Indexes: Analyzers
-
RavenDB uses indexes to facilitate fast queries powered by Lucene, the full-text search engine.
-
The indexing of a single document starts from creating Lucene's Document according to an index definition. Lucene processes it by breaking it into fields and splitting all the text from each field into tokens (or terms) in a process called tokenization. These tokens/terms will be kept in the index, and later can be searched upon.
The tokenization process uses an object called an Analyzer. -
The indexing process and its results can be controlled by various field options and by the Analyzers.
-
In this page:
Understanding Analyzers
Lucene offers several Analyzers out of the box.
New customized analyzers can also be created.
Various Analyzers differ in the way they split the text stream ("tokenize"),
and in the way they process those tokens in post-tokenization.
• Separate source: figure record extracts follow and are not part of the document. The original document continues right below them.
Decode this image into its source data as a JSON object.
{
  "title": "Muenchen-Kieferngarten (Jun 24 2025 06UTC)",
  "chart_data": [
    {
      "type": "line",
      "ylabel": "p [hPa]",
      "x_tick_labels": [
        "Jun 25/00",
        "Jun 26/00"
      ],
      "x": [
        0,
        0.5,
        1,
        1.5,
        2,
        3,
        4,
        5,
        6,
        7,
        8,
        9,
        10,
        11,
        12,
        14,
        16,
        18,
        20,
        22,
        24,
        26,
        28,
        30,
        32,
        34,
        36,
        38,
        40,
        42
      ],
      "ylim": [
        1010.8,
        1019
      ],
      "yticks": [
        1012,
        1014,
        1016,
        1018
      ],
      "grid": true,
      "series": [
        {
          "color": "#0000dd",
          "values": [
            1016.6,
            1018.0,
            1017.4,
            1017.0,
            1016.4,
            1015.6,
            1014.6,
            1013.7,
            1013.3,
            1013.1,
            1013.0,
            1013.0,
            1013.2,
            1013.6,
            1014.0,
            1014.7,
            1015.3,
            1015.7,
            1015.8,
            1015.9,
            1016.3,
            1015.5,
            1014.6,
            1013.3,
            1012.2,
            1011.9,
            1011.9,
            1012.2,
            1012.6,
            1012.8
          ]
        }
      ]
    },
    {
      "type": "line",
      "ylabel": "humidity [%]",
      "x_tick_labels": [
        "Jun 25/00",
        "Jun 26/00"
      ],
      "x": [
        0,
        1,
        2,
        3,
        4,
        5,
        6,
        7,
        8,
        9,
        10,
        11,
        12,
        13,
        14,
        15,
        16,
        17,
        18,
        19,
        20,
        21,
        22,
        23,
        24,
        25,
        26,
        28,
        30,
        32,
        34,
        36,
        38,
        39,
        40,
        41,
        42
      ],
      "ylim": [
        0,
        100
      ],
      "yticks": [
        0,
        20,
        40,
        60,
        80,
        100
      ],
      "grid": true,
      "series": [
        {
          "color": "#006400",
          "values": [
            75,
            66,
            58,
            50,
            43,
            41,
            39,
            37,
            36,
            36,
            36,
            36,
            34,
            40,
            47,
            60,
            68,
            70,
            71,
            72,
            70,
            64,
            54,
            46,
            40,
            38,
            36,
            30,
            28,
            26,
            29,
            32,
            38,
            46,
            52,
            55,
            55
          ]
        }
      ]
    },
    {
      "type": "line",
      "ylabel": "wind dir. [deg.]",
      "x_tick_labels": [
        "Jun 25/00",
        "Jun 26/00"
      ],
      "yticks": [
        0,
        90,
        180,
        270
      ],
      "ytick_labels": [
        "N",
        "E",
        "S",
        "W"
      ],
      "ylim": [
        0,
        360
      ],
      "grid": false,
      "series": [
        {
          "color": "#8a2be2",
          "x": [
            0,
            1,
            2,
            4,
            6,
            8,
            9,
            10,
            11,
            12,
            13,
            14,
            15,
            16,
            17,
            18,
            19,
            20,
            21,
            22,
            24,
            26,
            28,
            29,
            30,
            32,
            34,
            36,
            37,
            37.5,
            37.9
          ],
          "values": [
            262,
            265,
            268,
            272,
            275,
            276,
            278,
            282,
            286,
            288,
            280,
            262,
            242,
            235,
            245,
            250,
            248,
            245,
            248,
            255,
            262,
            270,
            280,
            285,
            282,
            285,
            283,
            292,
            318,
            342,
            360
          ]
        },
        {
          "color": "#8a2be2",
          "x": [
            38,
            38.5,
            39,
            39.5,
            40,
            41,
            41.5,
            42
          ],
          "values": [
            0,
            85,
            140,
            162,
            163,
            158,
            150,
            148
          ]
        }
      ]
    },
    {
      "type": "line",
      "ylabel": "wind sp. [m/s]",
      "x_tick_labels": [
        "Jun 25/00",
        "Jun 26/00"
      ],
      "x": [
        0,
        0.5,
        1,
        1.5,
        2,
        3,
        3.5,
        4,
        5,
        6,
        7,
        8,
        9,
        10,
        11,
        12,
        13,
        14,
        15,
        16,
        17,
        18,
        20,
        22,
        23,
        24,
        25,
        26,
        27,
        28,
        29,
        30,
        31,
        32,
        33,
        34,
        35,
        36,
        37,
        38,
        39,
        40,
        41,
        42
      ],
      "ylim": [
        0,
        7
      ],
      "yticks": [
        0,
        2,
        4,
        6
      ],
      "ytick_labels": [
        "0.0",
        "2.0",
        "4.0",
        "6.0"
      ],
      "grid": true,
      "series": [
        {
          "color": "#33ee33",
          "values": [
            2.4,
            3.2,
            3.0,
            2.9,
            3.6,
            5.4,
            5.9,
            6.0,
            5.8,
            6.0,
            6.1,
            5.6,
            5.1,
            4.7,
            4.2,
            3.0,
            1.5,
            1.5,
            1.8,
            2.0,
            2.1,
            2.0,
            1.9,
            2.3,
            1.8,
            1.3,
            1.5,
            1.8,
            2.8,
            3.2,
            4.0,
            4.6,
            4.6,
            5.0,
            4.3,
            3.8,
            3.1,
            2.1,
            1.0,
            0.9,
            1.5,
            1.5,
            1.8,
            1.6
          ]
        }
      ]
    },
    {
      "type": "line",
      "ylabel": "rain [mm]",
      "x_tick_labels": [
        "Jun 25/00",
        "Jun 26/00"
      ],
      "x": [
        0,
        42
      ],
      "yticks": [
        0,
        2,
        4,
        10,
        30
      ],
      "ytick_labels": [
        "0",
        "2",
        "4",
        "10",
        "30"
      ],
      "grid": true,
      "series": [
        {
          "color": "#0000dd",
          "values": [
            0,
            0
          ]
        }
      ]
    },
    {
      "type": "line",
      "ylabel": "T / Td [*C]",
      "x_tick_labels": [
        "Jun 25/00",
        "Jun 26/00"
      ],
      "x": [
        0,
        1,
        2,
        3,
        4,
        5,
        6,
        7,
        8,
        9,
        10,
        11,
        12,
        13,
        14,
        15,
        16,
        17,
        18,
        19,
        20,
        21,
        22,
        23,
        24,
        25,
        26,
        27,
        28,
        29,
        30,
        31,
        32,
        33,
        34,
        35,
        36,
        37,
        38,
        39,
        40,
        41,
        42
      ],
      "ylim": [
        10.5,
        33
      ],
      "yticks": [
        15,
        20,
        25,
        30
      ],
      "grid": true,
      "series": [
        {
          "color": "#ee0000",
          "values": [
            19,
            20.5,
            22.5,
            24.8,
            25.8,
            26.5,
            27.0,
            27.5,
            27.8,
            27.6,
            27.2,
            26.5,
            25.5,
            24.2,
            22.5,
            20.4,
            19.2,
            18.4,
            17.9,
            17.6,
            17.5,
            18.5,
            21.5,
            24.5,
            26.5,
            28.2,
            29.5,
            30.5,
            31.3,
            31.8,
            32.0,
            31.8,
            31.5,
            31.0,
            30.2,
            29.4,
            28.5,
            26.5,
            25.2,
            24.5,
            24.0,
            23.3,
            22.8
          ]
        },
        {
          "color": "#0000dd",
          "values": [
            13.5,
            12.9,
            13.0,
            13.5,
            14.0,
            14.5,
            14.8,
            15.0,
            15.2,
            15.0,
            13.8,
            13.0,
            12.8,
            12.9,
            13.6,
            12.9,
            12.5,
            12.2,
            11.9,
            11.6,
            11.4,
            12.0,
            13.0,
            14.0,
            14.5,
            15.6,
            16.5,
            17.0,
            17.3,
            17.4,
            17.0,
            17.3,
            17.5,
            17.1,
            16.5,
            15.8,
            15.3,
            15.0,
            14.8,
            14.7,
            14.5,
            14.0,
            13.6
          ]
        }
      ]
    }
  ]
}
The examples below use the following text:
The quick brown fox jumped over the lazy dogs, Bob@hotmail.com 123432.
Analyzers that remove common "Stop Words":
Stop words (e.g. the, it, a, is, this, who, that...) are often removed to narrow search results by including only words that are used less frequently.
If you want to include words such as IT (Information Technology), be aware that these analyzers will recognize IT as one of the stop words and remove it from searches. This can affect other acronyms such as WHO (World Health Organization) or names such as "The Who" or "The IT Crowd".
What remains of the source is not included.